Personal audio devices, including wireless telephones, such as mobile/cellular telephones, cordless telephones, mp3 players, and other consumer audio devices, are in widespread use. Such personal audio devices may include circuitry for driving a pair of headphones or one or more speakers. Such circuitry often includes a speaker driver including a power amplifier for driving an audio output signal to headphones or speakers.
Within both consumer and professional audio equipment, it is often necessary that an operational response among different audio channels is matched. For example, a requirement of such audio systems is that data path group delays and acoustic responses to events (e.g., an interrupt, device error, etc.) be matched across all audio channels, and that at a minimum, such responses be controlled and deterministic.
However, oftentimes in such devices, multiple amplifiers and multiple data paths may be used to drive a plurality of speakers. Most commonly, placement of such amplifiers may be localized to the speakers themselves, meaning that amplifiers may not be in proximity to one another and an amplifier may be subject to local error events not observed by one or more other amplifiers. As an example, a battery connection to a main printed circuit board housing the amplifiers may not be symmetric to the amplifiers, meaning that there may be more series parasitic losses between one amplifier and the battery supply than with another amplifier and the battery supply. If an equivalent amount of power from the battery is consumed by each amplifier, the local supply voltage at one amplifier may be lower than at another amplifier. Such inequality in power consumption may produce a condition whereby one amplifier has to respond to a low voltage error condition, but another amplifier may not observe the error condition.
Often in portable battery powered devices, an amplifier's response to such a low voltage condition may be to reduce the volume of the amplifier, thereby reducing the current consumption of the amplifier in order to preserve the battery's supply voltage for the rest of the system. However, if this audio attenuation is performed on one channel but not another channel, it may have undesirable acoustical effects which create a negative experience to the end user. To illustrate, human hearing is very often sensitive to changes in audio. This sensitivity allows humans to discern things, like direction of the source, approximate distance to the source, whether sound has bounced off an object, and identifying various abnormalities and changes in an expected sound. Both ears are typically leveraged as a part of this process, bringing into the stereo nature of sound. The process of hearing effectively thus creates an “image” of the sound.
For media playback, an audio signal is often intentionally manipulated in order to take advantage of how sound is interpreted by the brain. This intentional audio manipulation is especially true for multi-channel sound. For multi-channel sound, in order for this intentional audio manipulation to be effective and reproducible, certain system-level parameters need to be known and remain constant or deterministic. As electronic audio components become more miniaturized, they also tend to become more distributed in the end system. However, with this distributed architecture, the deterministic requirements, such as channel-to-channel phase and amplitude, have not changed, and thus, an additional approach is needed to ensure the key deterministic relationships of an audio system, such as the multi-device synchronization for audio devices.

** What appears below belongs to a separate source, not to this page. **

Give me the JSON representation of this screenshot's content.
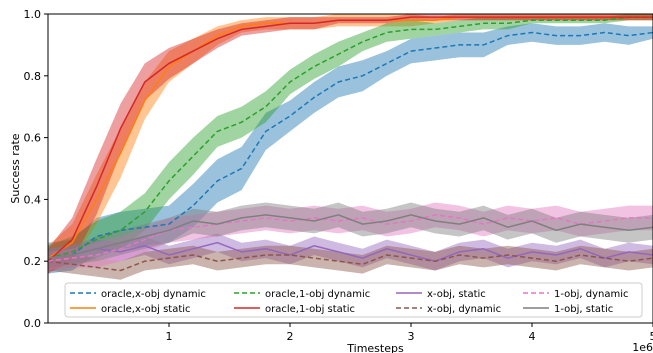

Utilizing a software approach, such as an interrupt-based scheme along with control port writes, to mitigate response differences between amplifiers has limitations. Such approach requires a control port master device to: (1) monitor for interrupts, (2) be able to distinguish between different error conditions, possibly requiring control port reads, (3) determine a response to the error condition, and (4) then exchange the information with the other amplifier(s). With conditions continually changing, this approach can be burdensome on the developer and software resources, and still may not have an appropriate response time to properly handle the error condition.

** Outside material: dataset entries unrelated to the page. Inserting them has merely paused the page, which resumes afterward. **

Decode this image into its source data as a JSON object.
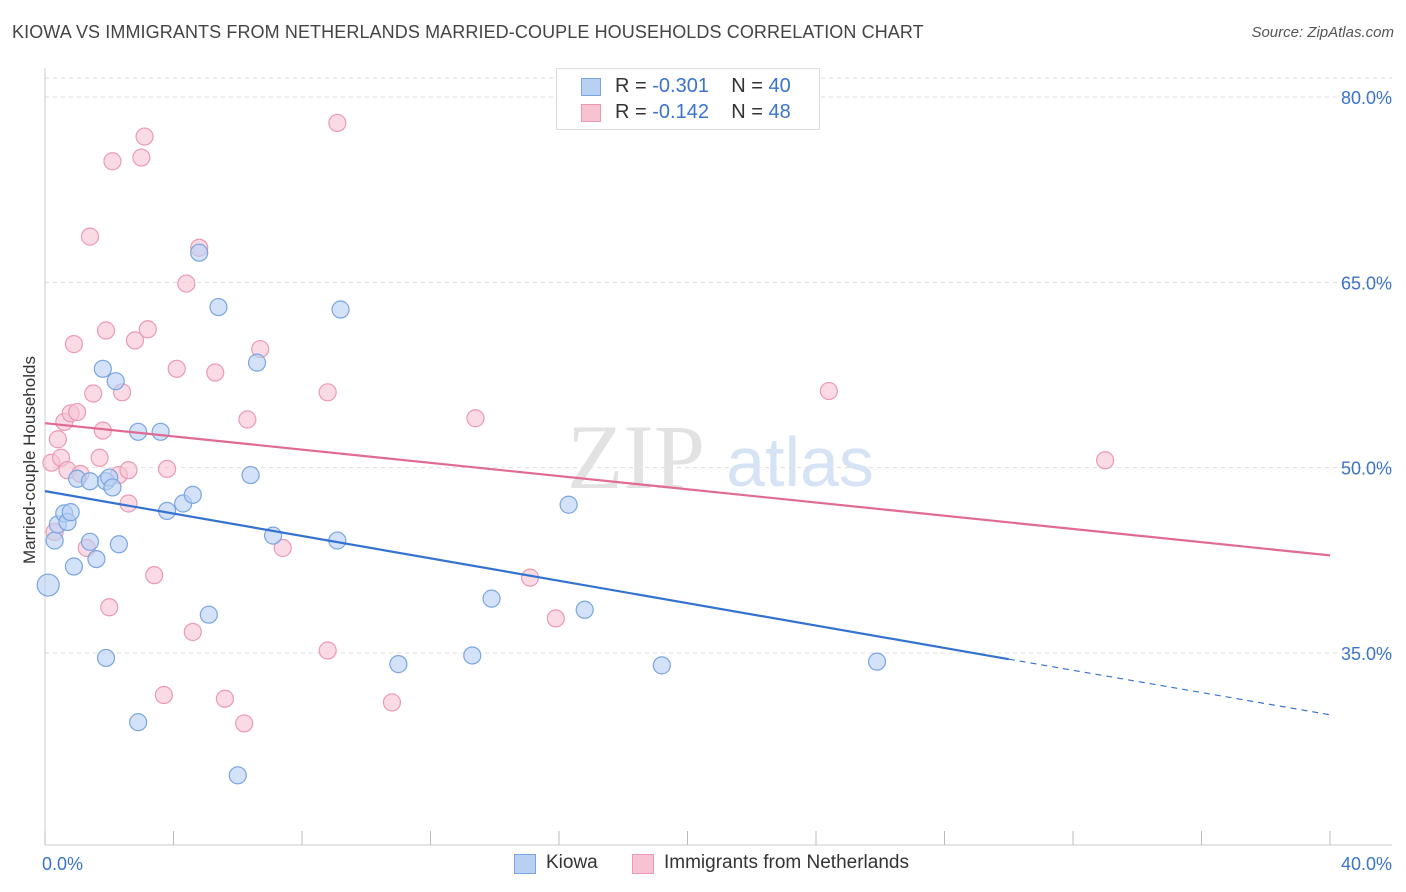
{
  "header": {
    "title": "KIOWA VS IMMIGRANTS FROM NETHERLANDS MARRIED-COUPLE HOUSEHOLDS CORRELATION CHART",
    "source": "Source: ZipAtlas.com"
  },
  "watermark": {
    "zip": "ZIP",
    "atlas": "atlas"
  },
  "legend_box": {
    "rows": [
      {
        "r_label": "R =",
        "r_value": "-0.301",
        "n_label": "N =",
        "n_value": "40"
      },
      {
        "r_label": "R =",
        "r_value": "-0.142",
        "n_label": "N =",
        "n_value": "48"
      }
    ]
  },
  "chart_data": {
    "type": "scatter",
    "title": "KIOWA VS IMMIGRANTS FROM NETHERLANDS MARRIED-COUPLE HOUSEHOLDS CORRELATION CHART",
    "ylabel": "Married-couple Households",
    "xlim": [
      0,
      40
    ],
    "ylim": [
      20,
      82
    ],
    "x_tick_labels": [
      "0.0%",
      "40.0%"
    ],
    "y_ticks": [
      35,
      50,
      65,
      80
    ],
    "y_tick_labels": [
      "35.0%",
      "50.0%",
      "65.0%",
      "80.0%"
    ],
    "grid": true,
    "colors": {
      "kiowa_fill": "#b8d1f3",
      "kiowa_stroke": "#7aa5e0",
      "kiowa_line": "#3472d0",
      "neth_fill": "#f7c3d3",
      "neth_stroke": "#ec9ab4",
      "neth_line": "#e06a93",
      "axis_text": "#3b74c9",
      "grid": "#dddddd"
    },
    "series": [
      {
        "name": "Kiowa",
        "legend_label": "Kiowa",
        "r": -0.301,
        "n": 40,
        "trend": {
          "x0": 0,
          "y0": 48.1,
          "x1": 30,
          "y1": 34.5,
          "dash_to_x": 40,
          "dash_to_y": 30.0
        },
        "points": [
          [
            0.1,
            40.5
          ],
          [
            0.3,
            44.1
          ],
          [
            0.4,
            45.4
          ],
          [
            0.6,
            46.3
          ],
          [
            0.7,
            45.6
          ],
          [
            0.8,
            46.4
          ],
          [
            0.9,
            42.0
          ],
          [
            1.0,
            49.1
          ],
          [
            1.4,
            48.9
          ],
          [
            1.4,
            44.0
          ],
          [
            1.6,
            42.6
          ],
          [
            1.8,
            58.0
          ],
          [
            1.9,
            48.9
          ],
          [
            2.0,
            49.2
          ],
          [
            2.1,
            48.4
          ],
          [
            2.2,
            57.0
          ],
          [
            2.3,
            43.8
          ],
          [
            2.9,
            29.4
          ],
          [
            2.9,
            52.9
          ],
          [
            3.6,
            52.9
          ],
          [
            3.8,
            46.5
          ],
          [
            4.3,
            47.1
          ],
          [
            4.6,
            47.8
          ],
          [
            4.8,
            67.4
          ],
          [
            5.1,
            38.1
          ],
          [
            5.4,
            63.0
          ],
          [
            6.0,
            25.1
          ],
          [
            6.4,
            49.4
          ],
          [
            6.6,
            58.5
          ],
          [
            7.1,
            44.5
          ],
          [
            9.1,
            44.1
          ],
          [
            9.2,
            62.8
          ],
          [
            11.0,
            34.1
          ],
          [
            13.3,
            34.8
          ],
          [
            13.9,
            39.4
          ],
          [
            16.3,
            47.0
          ],
          [
            16.8,
            38.5
          ],
          [
            19.2,
            34.0
          ],
          [
            25.9,
            34.3
          ],
          [
            1.9,
            34.6
          ]
        ]
      },
      {
        "name": "Immigrants from Netherlands",
        "legend_label": "Immigrants from Netherlands",
        "r": -0.142,
        "n": 48,
        "trend": {
          "x0": 0,
          "y0": 53.6,
          "x1": 40,
          "y1": 42.9
        },
        "points": [
          [
            0.2,
            50.4
          ],
          [
            0.3,
            44.8
          ],
          [
            0.4,
            52.3
          ],
          [
            0.5,
            50.8
          ],
          [
            0.6,
            53.7
          ],
          [
            0.7,
            49.8
          ],
          [
            0.8,
            54.4
          ],
          [
            0.9,
            60.0
          ],
          [
            1.0,
            54.5
          ],
          [
            1.1,
            49.5
          ],
          [
            1.3,
            43.5
          ],
          [
            1.4,
            68.7
          ],
          [
            1.5,
            56.0
          ],
          [
            1.7,
            50.8
          ],
          [
            1.8,
            53.0
          ],
          [
            1.9,
            61.1
          ],
          [
            2.0,
            38.7
          ],
          [
            2.1,
            74.8
          ],
          [
            2.3,
            49.4
          ],
          [
            2.4,
            56.1
          ],
          [
            2.6,
            47.1
          ],
          [
            2.6,
            49.8
          ],
          [
            2.8,
            60.3
          ],
          [
            3.0,
            75.1
          ],
          [
            3.1,
            76.8
          ],
          [
            3.2,
            61.2
          ],
          [
            3.4,
            41.3
          ],
          [
            3.7,
            31.6
          ],
          [
            3.8,
            49.9
          ],
          [
            4.1,
            58.0
          ],
          [
            4.4,
            64.9
          ],
          [
            4.6,
            36.7
          ],
          [
            4.8,
            67.8
          ],
          [
            5.3,
            57.7
          ],
          [
            5.6,
            31.3
          ],
          [
            6.2,
            29.3
          ],
          [
            6.3,
            53.9
          ],
          [
            6.7,
            59.6
          ],
          [
            7.4,
            43.5
          ],
          [
            8.8,
            56.1
          ],
          [
            8.8,
            35.2
          ],
          [
            9.1,
            77.9
          ],
          [
            10.8,
            31.0
          ],
          [
            13.4,
            54.0
          ],
          [
            15.1,
            41.1
          ],
          [
            15.9,
            37.8
          ],
          [
            24.4,
            56.2
          ],
          [
            33.0,
            50.6
          ]
        ]
      }
    ]
  }
}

Other unmatched behavior, such as indeterminate group delays (or inter-channel phase shifts), can also produce undesirable acoustic effects. In a controlled manner, manipulating signal phase along with amplitude and frequency shifting can be used to create acoustic effects, such as sound localization, mimicking reverberation, virtual surround sound, etc. However, when a system does not have sufficient control over the systematic behavior of a distributed network of devices, the hardware system can both interact with the multi-channel acoustic performance of the system and create undesirable acoustic effects of its own.
The controlled matching of group delays or system level responses is not just important for purposes of controlling audio output, but is also important for monitoring systems where the signal timing between devices is a key part of the desired functionality. For example, in ultrasonic applications, such as proximity detection or gesture identification, where timing of the signal is critical, a distributed network of analog-to-digital converters connected to ultrasonic microphones would need to be synchronized. Without this synchronization, the detection algorithms might not be able to acquire enough valid data to respond properly.